Rebuild Hope is a volunteer-driven, national nonprofit that engages thousands of Americans in a collective effort to help disabled Iraq and Afghanistan veterans and their families overcome government-created financial hardships, improve the financial management of their households, and escape unexpected poverty as they transition to civilian life.
United Cerebral Palsy: United Cerebral Palsy (UCP) educates, advocates and provides support services to ensure a life without limits for people with a spectrum of disabilities. UCP and its nearly 80+ affiliates have a mission to advance the independence, productivity and full citizenship of people with a broad range of disabilities by providing services and support to more than 176,000 children and adults every day—one person at a time, one family at a time.
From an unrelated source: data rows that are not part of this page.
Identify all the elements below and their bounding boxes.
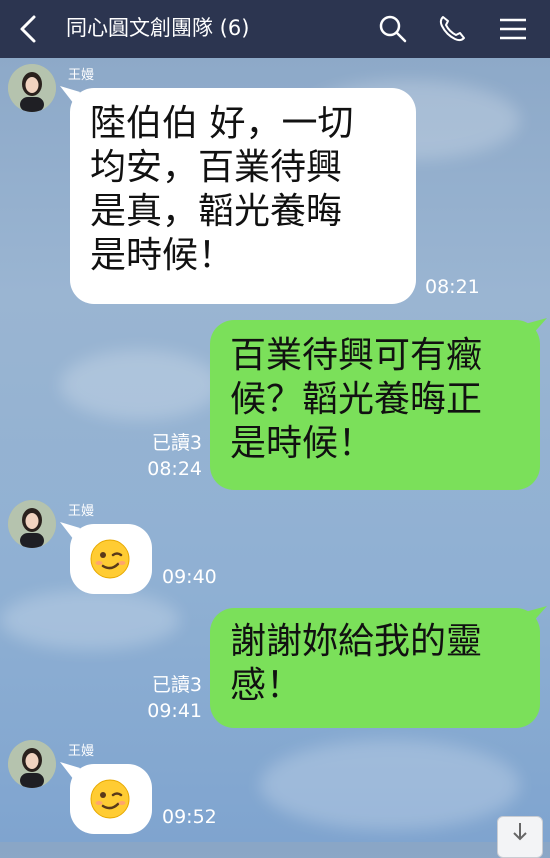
message-line: 均安，百業待興 [90,147,343,188]
emoji-bubble[interactable] [70,764,152,834]
search-button[interactable] [377,13,409,45]
message-line: 百業待興可有癥 [230,335,483,376]
chat-header: 同心圓文創團隊 (6) [0,0,550,58]
winking-face-icon [90,779,130,819]
message-bubble[interactable]: 百業待興可有癥 候？韜光養晦正 是時候！ [210,320,540,490]
message-time: 08:21 [425,276,480,298]
message-line: 謝謝妳給我的靈 [230,621,483,662]
message-line: 是時候！ [230,423,375,464]
chat-title: 同心圓文創團隊 (6) [66,16,250,40]
emoji-bubble[interactable] [70,524,152,594]
chevron-left-icon [20,15,36,43]
read-status: 已讀3 09:41 [140,672,202,724]
scroll-to-bottom-button[interactable] [497,816,543,858]
menu-button[interactable] [497,13,529,45]
message-time: 09:52 [162,806,217,828]
message-time: 09:41 [147,700,202,722]
background-cloud [60,350,220,420]
read-count: 已讀3 [151,674,202,696]
message-line: 陸伯伯 好，一切 [90,103,354,144]
call-button[interactable] [436,13,468,45]
message-line: 候？韜光養晦正 [230,379,483,420]
sender-name: 王嫚 [68,68,95,83]
sender-name: 王嫚 [68,744,95,759]
winking-face-icon [90,539,130,579]
read-status: 已讀3 08:24 [140,430,202,482]
message-bubble[interactable]: 陸伯伯 好，一切 均安，百業待興 是真，韜光養晦 是時候！ [70,88,416,304]
message-time: 08:24 [147,458,202,480]
phone-icon [439,16,465,42]
user-avatar-icon [8,740,56,788]
avatar[interactable] [8,740,56,788]
back-button[interactable] [14,13,44,45]
user-avatar-icon [8,500,56,548]
read-count: 已讀3 [151,432,202,454]
background-cloud [0,590,180,650]
user-avatar-icon [8,64,56,112]
message-line: 是真，韜光養晦 [90,191,343,232]
avatar[interactable] [8,500,56,548]
sender-name: 王嫚 [68,504,95,519]
message-time: 09:40 [162,566,217,588]
message-bubble[interactable]: 謝謝妳給我的靈 感！ [210,608,540,728]
background-cloud [260,740,520,830]
hamburger-menu-icon [500,18,526,40]
avatar[interactable] [8,64,56,112]
arrow-down-icon [513,823,527,841]
search-icon [379,15,407,43]
message-line: 是時候！ [90,235,235,276]
message-line: 感！ [230,665,303,706]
United Spinal Association: United Spinal Association is dedicated to enhancing the quality of life of all people living with spinal cord injuries and disorders (SCI/D), including veterans, and providing support and information to loved ones, care providers and professionals.
VOR is a national organization that advocates for high quality care and human rights for people with intellectual and developmental disabilities. VOR promises to empower you to make and protect quality of life choices for individuals with developmental disabilities.
The Williams Syndrome Association:The WSA is the most comprehensive resource for people and families living with Williams syndrome as well as doctors, researchers and educators. The WSA provides resources, support and the latest medical information to help your child today and throughout his/her life. By joining, you’ll become part of the largest organization dedicated to improving the lives of people living with Williams syndrome.